Back when he matriculated at UCLA Anderson, a lottery was held to allocate the limited on-campus parking spaces, recalls David Whelan, who graduated in 2002. Students who weren’t able to secure a place were at the mercy of finding on-street parking and subjected to stiff parking-ticket fines. “But then, if you won a spot through the lottery, the school rubbed salt in the wound with a ridiculous—it seemed to me at the time—quarterly parking fee,” Whelan says.

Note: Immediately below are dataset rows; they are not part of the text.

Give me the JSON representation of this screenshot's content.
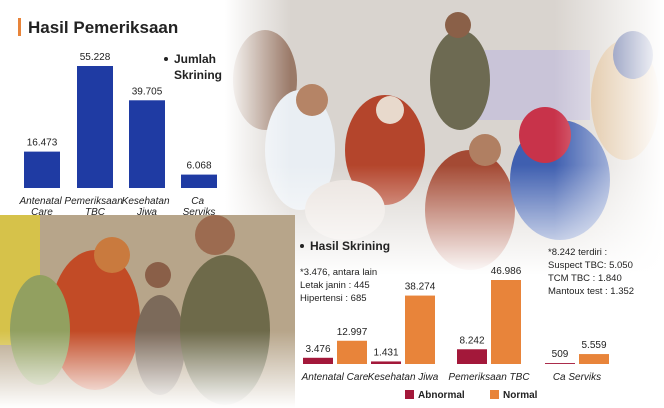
{
  "title": "Hasil Pemeriksaan",
  "chart_data": [
    {
      "type": "bar",
      "title": "Jumlah Skrining",
      "categories": [
        "Antenatal Care",
        "Pemeriksaan TBC",
        "Kesehatan Jiwa",
        "Ca Serviks"
      ],
      "values": [
        16473,
        55228,
        39705,
        6068
      ],
      "value_labels": [
        "16.473",
        "55.228",
        "39.705",
        "6.068"
      ],
      "color": "#1f3ba3"
    },
    {
      "type": "grouped_bar",
      "title": "Hasil Skrining",
      "categories": [
        "Antenatal Care",
        "Kesehatan Jiwa",
        "Pemeriksaan TBC",
        "Ca Serviks"
      ],
      "series": [
        {
          "name": "Abnormal",
          "color": "#a3183a",
          "values": [
            3476,
            1431,
            8242,
            509
          ],
          "value_labels": [
            "3.476",
            "1.431",
            "8.242",
            "509"
          ]
        },
        {
          "name": "Normal",
          "color": "#e8843a",
          "values": [
            12997,
            38274,
            46986,
            5559
          ],
          "value_labels": [
            "12.997",
            "38.274",
            "46.986",
            "5.559"
          ]
        }
      ],
      "annotations": [
        [
          "*3.476, antara lain",
          "Letak janin : 445",
          "Hipertensi : 685"
        ],
        [
          "*8.242 terdiri :",
          "Suspect TBC: 5.050",
          "TCM TBC : 1.840",
          "Mantoux test : 1.352"
        ]
      ]
    }
  ]
}
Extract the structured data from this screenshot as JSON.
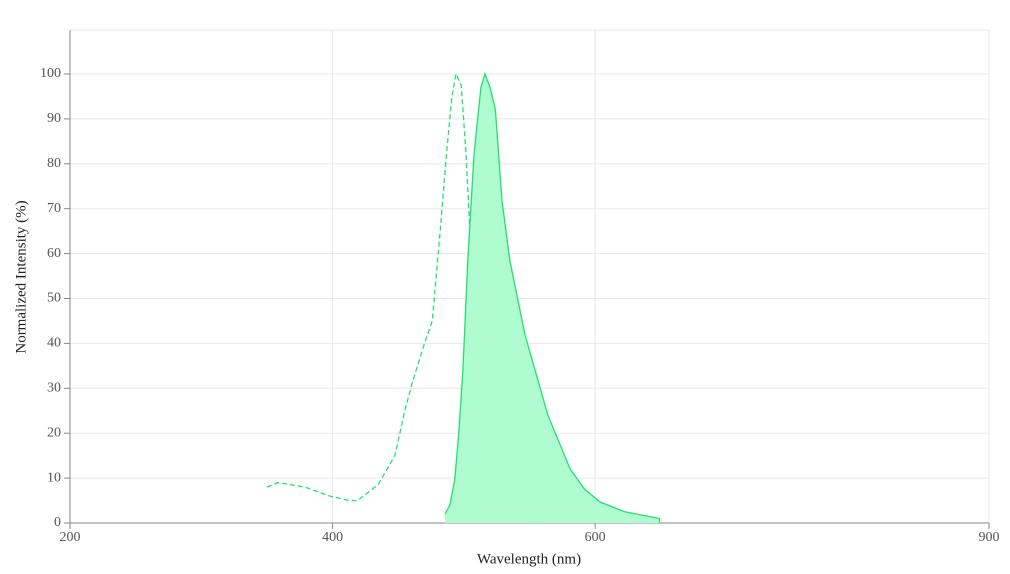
{
  "chart_data": {
    "type": "line",
    "x_label": "Wavelength (nm)",
    "y_label": "Normalized Intensity (%)",
    "xlim": [
      200,
      900
    ],
    "xticks": [
      200,
      400,
      600,
      900
    ],
    "ylim": [
      0,
      100
    ],
    "yticks": [
      0,
      10,
      20,
      30,
      40,
      50,
      60,
      70,
      80,
      90,
      100
    ],
    "grid": true,
    "series": [
      {
        "color": "#22e06e",
        "dashed": true,
        "filled": false,
        "x": [
          350,
          358.4,
          379,
          398,
          413,
          419,
          434.6,
          447.5,
          455,
          460.5,
          470,
          476,
          482,
          487,
          491,
          494,
          498,
          501.5,
          505.4,
          510,
          514,
          517.6,
          523,
          531,
          543,
          558
        ],
        "values": [
          8,
          9,
          8,
          6,
          5,
          5,
          8.5,
          15,
          25,
          31,
          40,
          45,
          65,
          83,
          95,
          100,
          97.5,
          83,
          61,
          38.5,
          23,
          14,
          6,
          3,
          0.7,
          0
        ]
      },
      {
        "color": "#22e06e",
        "fill_color": "#aefcd0",
        "dashed": false,
        "filled": true,
        "x": [
          485.6,
          489.4,
          493,
          496,
          499.3,
          503,
          507.7,
          513,
          516,
          520,
          524,
          529,
          535,
          546.5,
          564,
          581,
          592,
          603.6,
          622.7,
          649
        ],
        "values": [
          2,
          4,
          9.5,
          19.5,
          34,
          58.5,
          82,
          97,
          100,
          97,
          92,
          72,
          58.5,
          42,
          24,
          12,
          7.5,
          4.7,
          2.5,
          1
        ]
      }
    ]
  }
}
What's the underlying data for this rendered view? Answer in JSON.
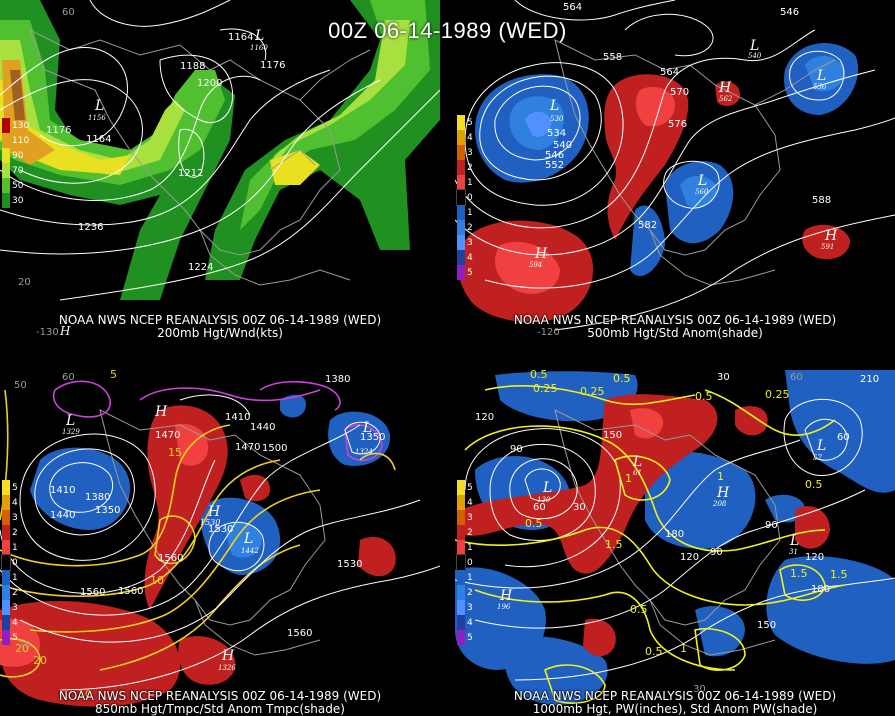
{
  "title": "00Z 06-14-1989 (WED)",
  "panels": [
    {
      "line1": "NOAA NWS NCEP REANALYSIS 00Z 06-14-1989 (WED)",
      "line2": "200mb Hgt/Wnd(kts)",
      "legend": [
        {
          "label": "130",
          "color": "#b00000"
        },
        {
          "label": "110",
          "color": "#e0a020"
        },
        {
          "label": "90",
          "color": "#e8e020"
        },
        {
          "label": "70",
          "color": "#a8e040"
        },
        {
          "label": "50",
          "color": "#50c030"
        },
        {
          "label": "30",
          "color": "#209020"
        }
      ],
      "contour_labels": [
        "1164",
        "1176",
        "1188",
        "1200",
        "1212",
        "1224",
        "1236",
        "1164",
        "1176"
      ],
      "centers": [
        "L",
        "1156",
        "L",
        "1160",
        "H"
      ],
      "axis_labels": [
        "20",
        "60",
        "-130"
      ]
    },
    {
      "line1": "NOAA NWS NCEP REANALYSIS 00Z 06-14-1989 (WED)",
      "line2": "500mb Hgt/Std Anom(shade)",
      "legend": [
        {
          "label": "5",
          "color": "#f0e020"
        },
        {
          "label": "4",
          "color": "#e0a000"
        },
        {
          "label": "3",
          "color": "#d06000"
        },
        {
          "label": "2",
          "color": "#c02020"
        },
        {
          "label": "1",
          "color": "#f04040"
        },
        {
          "label": "0",
          "color": "#000000"
        },
        {
          "label": "1",
          "color": "#2060c0"
        },
        {
          "label": "2",
          "color": "#3080e0"
        },
        {
          "label": "3",
          "color": "#5090ff"
        },
        {
          "label": "4",
          "color": "#2040a0"
        },
        {
          "label": "5",
          "color": "#9020c0"
        }
      ],
      "contour_labels": [
        "564",
        "546",
        "558",
        "564",
        "570",
        "576",
        "582",
        "588",
        "534",
        "540",
        "546",
        "552"
      ],
      "centers": [
        "L",
        "530",
        "L",
        "560",
        "H",
        "594",
        "H",
        "591",
        "H",
        "562",
        "L",
        "540",
        "L",
        "536"
      ],
      "axis_labels": [
        "-120"
      ]
    },
    {
      "line1": "NOAA NWS NCEP REANALYSIS 00Z 06-14-1989 (WED)",
      "line2": "850mb Hgt/Tmpc/Std Anom Tmpc(shade)",
      "legend": [
        {
          "label": "5",
          "color": "#f0e020"
        },
        {
          "label": "4",
          "color": "#e0a000"
        },
        {
          "label": "3",
          "color": "#d06000"
        },
        {
          "label": "2",
          "color": "#c02020"
        },
        {
          "label": "1",
          "color": "#f04040"
        },
        {
          "label": "0",
          "color": "#000000"
        },
        {
          "label": "1",
          "color": "#2060c0"
        },
        {
          "label": "2",
          "color": "#3080e0"
        },
        {
          "label": "3",
          "color": "#5090ff"
        },
        {
          "label": "4",
          "color": "#2040a0"
        },
        {
          "label": "5",
          "color": "#9020c0"
        }
      ],
      "contour_labels": [
        "1380",
        "1410",
        "1440",
        "1470",
        "1500",
        "1530",
        "1560",
        "1380",
        "1350",
        "1350",
        "1410",
        "1440",
        "1470",
        "1530",
        "1560",
        "1560",
        "1560"
      ],
      "temp_labels": [
        "5",
        "15",
        "10",
        "20",
        "20",
        "10"
      ],
      "centers": [
        "L",
        "1329",
        "L",
        "1442",
        "H",
        "H",
        "1530",
        "L",
        "1324",
        "H",
        "1326"
      ],
      "axis_labels": [
        "50",
        "20",
        "60"
      ]
    },
    {
      "line1": "NOAA NWS NCEP REANALYSIS 00Z 06-14-1989 (WED)",
      "line2": "1000mb Hgt, PW(inches), Std Anom PW(shade)",
      "legend": [
        {
          "label": "5",
          "color": "#f0e020"
        },
        {
          "label": "4",
          "color": "#e0a000"
        },
        {
          "label": "3",
          "color": "#d06000"
        },
        {
          "label": "2",
          "color": "#c02020"
        },
        {
          "label": "1",
          "color": "#f04040"
        },
        {
          "label": "0",
          "color": "#000000"
        },
        {
          "label": "1",
          "color": "#2060c0"
        },
        {
          "label": "2",
          "color": "#3080e0"
        },
        {
          "label": "3",
          "color": "#5090ff"
        },
        {
          "label": "4",
          "color": "#2040a0"
        },
        {
          "label": "5",
          "color": "#9020c0"
        }
      ],
      "contour_labels": [
        "120",
        "90",
        "60",
        "30",
        "150",
        "180",
        "210",
        "30",
        "60",
        "90",
        "120",
        "150",
        "180",
        "120",
        "90"
      ],
      "pw_labels": [
        "0.5",
        "0.25",
        "0.5",
        "0.25",
        "0.5",
        "0.25",
        "0.5",
        "1",
        "1.5",
        "1",
        "0.5",
        "1.5",
        "1",
        "0.5",
        "0.5",
        "1.5"
      ],
      "centers": [
        "L",
        "130",
        "L",
        "61",
        "H",
        "208",
        "H",
        "196",
        "L",
        "57",
        "L",
        "31"
      ],
      "axis_labels": [
        "60",
        "30"
      ]
    }
  ],
  "colors": {
    "background": "#000000",
    "contour": "#ffffff",
    "coast": "#9a9a9a",
    "temp_contour": "#f0d020",
    "cold_contour": "#d040e0"
  }
}
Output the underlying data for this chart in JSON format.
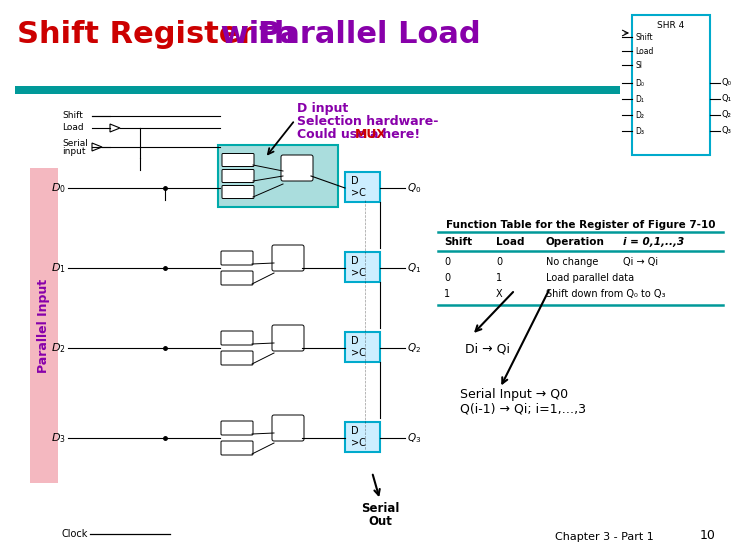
{
  "title_shift": "Shift Register",
  "title_with": " with ",
  "title_parallel": "Parallel Load",
  "title_color_shift": "#cc0000",
  "title_color_with": "#8800aa",
  "title_color_parallel": "#8800aa",
  "bg_color": "#ffffff",
  "teal_bar_color": "#009999",
  "annotation_color": "#8800aa",
  "mux_color": "#cc0000",
  "parallel_input_color": "#8800aa",
  "pink_bar_color": "#f4b8c0",
  "flip_flop_bg": "#cceeff",
  "flip_flop_border": "#00aacc",
  "mux_block_bg": "#aadddd",
  "mux_block_border": "#00aaaa",
  "gate_bg": "#ffffff",
  "function_table_title": "Function Table for the Register of Figure 7-10",
  "table_col_shift": "Shift",
  "table_col_load": "Load",
  "table_col_operation": "Operation",
  "table_col_i": "i = 0,1,..,3",
  "table_row1": [
    "0",
    "0",
    "No change",
    "Qi → Qi"
  ],
  "table_row2": [
    "0",
    "1",
    "Load parallel data",
    ""
  ],
  "table_row3": [
    "1",
    "X",
    "Shift down from Q₀ to Q₃",
    ""
  ],
  "di_annotation": "Di → Qi",
  "serial_annotation_line1": "Serial Input → Q0",
  "serial_annotation_line2": "Q(i-1) → Qi; i=1,…,3",
  "serial_out_label": "Serial\nOut",
  "chapter_text": "Chapter 3 - Part 1",
  "page_num": "10",
  "clock_label": "Clock",
  "shift_label": "Shift",
  "load_label": "Load",
  "serial_input_label1": "Serial",
  "serial_input_label2": "input",
  "parallel_input_label": "Parallel Input",
  "shr4_label": "SHR 4",
  "shr4_inputs": [
    "Shift",
    "Load",
    "SI",
    "D₀",
    "D₁",
    "D₂",
    "D₃"
  ],
  "shr4_outputs": [
    "Q₀",
    "Q₁",
    "Q₂",
    "Q₃"
  ],
  "d_ann_line1": "D input",
  "d_ann_line2": "Selection hardware-",
  "d_ann_line3_pre": "Could use a ",
  "d_ann_line3_mux": "MUX",
  "d_ann_line3_post": " here!"
}
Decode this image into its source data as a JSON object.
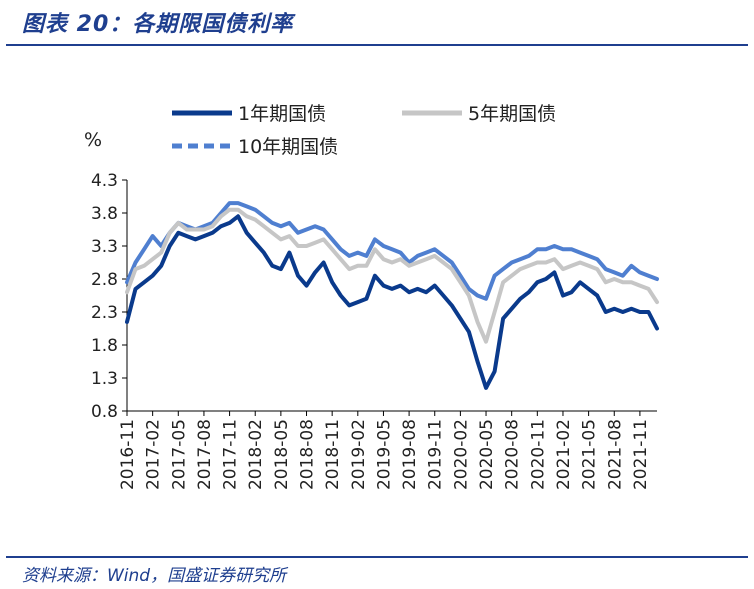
{
  "header": {
    "title": "图表 20：各期限国债利率"
  },
  "footer": {
    "source": "资料来源：Wind，国盛证券研究所"
  },
  "colors": {
    "accent": "#1f3f8f",
    "s1": "#0a3a8c",
    "s5": "#c6c6c6",
    "s10": "#4f7fd0"
  },
  "chart_data": {
    "type": "line",
    "title": "各期限国债利率",
    "ylabel": "%",
    "xlabel": "",
    "ylim": [
      0.8,
      4.3
    ],
    "yticks": [
      "0.8",
      "1.3",
      "1.8",
      "2.3",
      "2.8",
      "3.3",
      "3.8",
      "4.3"
    ],
    "xticks": [
      "2016-11",
      "2017-02",
      "2017-05",
      "2017-08",
      "2017-11",
      "2018-02",
      "2018-05",
      "2018-08",
      "2018-11",
      "2019-02",
      "2019-05",
      "2019-08",
      "2019-11",
      "2020-02",
      "2020-05",
      "2020-08",
      "2020-11",
      "2021-02",
      "2021-05",
      "2021-08",
      "2021-11"
    ],
    "legend_position": "top",
    "x": [
      "2016-11",
      "2016-12",
      "2017-01",
      "2017-02",
      "2017-03",
      "2017-04",
      "2017-05",
      "2017-06",
      "2017-07",
      "2017-08",
      "2017-09",
      "2017-10",
      "2017-11",
      "2017-12",
      "2018-01",
      "2018-02",
      "2018-03",
      "2018-04",
      "2018-05",
      "2018-06",
      "2018-07",
      "2018-08",
      "2018-09",
      "2018-10",
      "2018-11",
      "2018-12",
      "2019-01",
      "2019-02",
      "2019-03",
      "2019-04",
      "2019-05",
      "2019-06",
      "2019-07",
      "2019-08",
      "2019-09",
      "2019-10",
      "2019-11",
      "2019-12",
      "2020-01",
      "2020-02",
      "2020-03",
      "2020-04",
      "2020-05",
      "2020-06",
      "2020-07",
      "2020-08",
      "2020-09",
      "2020-10",
      "2020-11",
      "2020-12",
      "2021-01",
      "2021-02",
      "2021-03",
      "2021-04",
      "2021-05",
      "2021-06",
      "2021-07",
      "2021-08",
      "2021-09",
      "2021-10",
      "2021-11",
      "2021-12",
      "2022-01"
    ],
    "series": [
      {
        "name": "1年期国债",
        "color": "#0a3a8c",
        "dashed": false,
        "values": [
          2.15,
          2.65,
          2.75,
          2.85,
          3.0,
          3.3,
          3.5,
          3.45,
          3.4,
          3.45,
          3.5,
          3.6,
          3.65,
          3.75,
          3.5,
          3.35,
          3.2,
          3.0,
          2.95,
          3.2,
          2.85,
          2.7,
          2.9,
          3.05,
          2.75,
          2.55,
          2.4,
          2.45,
          2.5,
          2.85,
          2.7,
          2.65,
          2.7,
          2.6,
          2.65,
          2.6,
          2.7,
          2.55,
          2.4,
          2.2,
          2.0,
          1.55,
          1.15,
          1.4,
          2.2,
          2.35,
          2.5,
          2.6,
          2.75,
          2.8,
          2.9,
          2.55,
          2.6,
          2.75,
          2.65,
          2.55,
          2.3,
          2.35,
          2.3,
          2.35,
          2.3,
          2.3,
          2.05
        ]
      },
      {
        "name": "5年期国债",
        "color": "#c6c6c6",
        "dashed": false,
        "values": [
          2.6,
          2.95,
          3.0,
          3.1,
          3.2,
          3.5,
          3.65,
          3.55,
          3.55,
          3.55,
          3.6,
          3.75,
          3.85,
          3.85,
          3.75,
          3.7,
          3.6,
          3.5,
          3.4,
          3.45,
          3.3,
          3.3,
          3.35,
          3.4,
          3.25,
          3.1,
          2.95,
          3.0,
          3.0,
          3.25,
          3.1,
          3.05,
          3.1,
          3.0,
          3.05,
          3.1,
          3.15,
          3.05,
          2.95,
          2.75,
          2.55,
          2.15,
          1.85,
          2.3,
          2.75,
          2.85,
          2.95,
          3.0,
          3.05,
          3.05,
          3.1,
          2.95,
          3.0,
          3.05,
          3.0,
          2.95,
          2.75,
          2.8,
          2.75,
          2.75,
          2.7,
          2.65,
          2.45
        ]
      },
      {
        "name": "10年期国债",
        "color": "#4f7fd0",
        "dashed": true,
        "values": [
          2.75,
          3.05,
          3.25,
          3.45,
          3.3,
          3.5,
          3.65,
          3.6,
          3.55,
          3.6,
          3.65,
          3.8,
          3.95,
          3.95,
          3.9,
          3.85,
          3.75,
          3.65,
          3.6,
          3.65,
          3.5,
          3.55,
          3.6,
          3.55,
          3.4,
          3.25,
          3.15,
          3.2,
          3.15,
          3.4,
          3.3,
          3.25,
          3.2,
          3.05,
          3.15,
          3.2,
          3.25,
          3.15,
          3.05,
          2.85,
          2.65,
          2.55,
          2.5,
          2.85,
          2.95,
          3.05,
          3.1,
          3.15,
          3.25,
          3.25,
          3.3,
          3.25,
          3.25,
          3.2,
          3.15,
          3.1,
          2.95,
          2.9,
          2.85,
          3.0,
          2.9,
          2.85,
          2.8
        ]
      }
    ]
  }
}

The lottery is long gone, but parking fees are still stiff: For 2021–22, it’s $374 each semester.
Exploding personal costs
Parking may not be a problem up in Hanover, N.H., but at least one 2019 graduate of Dartmouth College’s Tuck School of Business reports another kick to his wallet was lifestyle costs, running well over the school’s “moderate” budget. He confesses that he ate out three meals a day and went out for dinner or drinks with classmates four nights a week on average—and insists he wasn’t an anomaly. His days were long and packed with school-related activities, and he found there was little to no time to shop or cook, hence it was easy to blow through what was allocated to the miscellaneous living expense bucket.
After travel and eating-out costs, this same Tuck grad (who requested anonymity so his parents won’t find out what he spent), identifies recruiting costs as another budget-buster. He says he spent a few thousand dollars visiting companies that weren’t covering these costs.
And anyone aspiring to change industries could also face a wardrobe upgrade, he notes. Transitioning from an engineering or tech career to investment banking could set you back a couple of unanticipated thousand dollars, as well.
Other grads offer a smattering of tales of sticker shock they experienced from the purchase of unbudgeted items early in their MBA matriculation—from the cost of a pair of Ray-Ban Wayfarer sunglasses to the purchase of an HP-12C calculator the night before an accounting exam. (I confess that was me, and I flubbed the test. Reverse Polish notation did not come readily to this English-as-a first-language speaker.)
Finally, there’s a cautionary tale from an MBA grad who thought she might save money by outsmarting the system and skipping health insurance in the gap between leaving her job and starting school. “Long story short,” she relays, “I got injured and needed to have knee surgery. Forgoing health insurance was very, very costly.”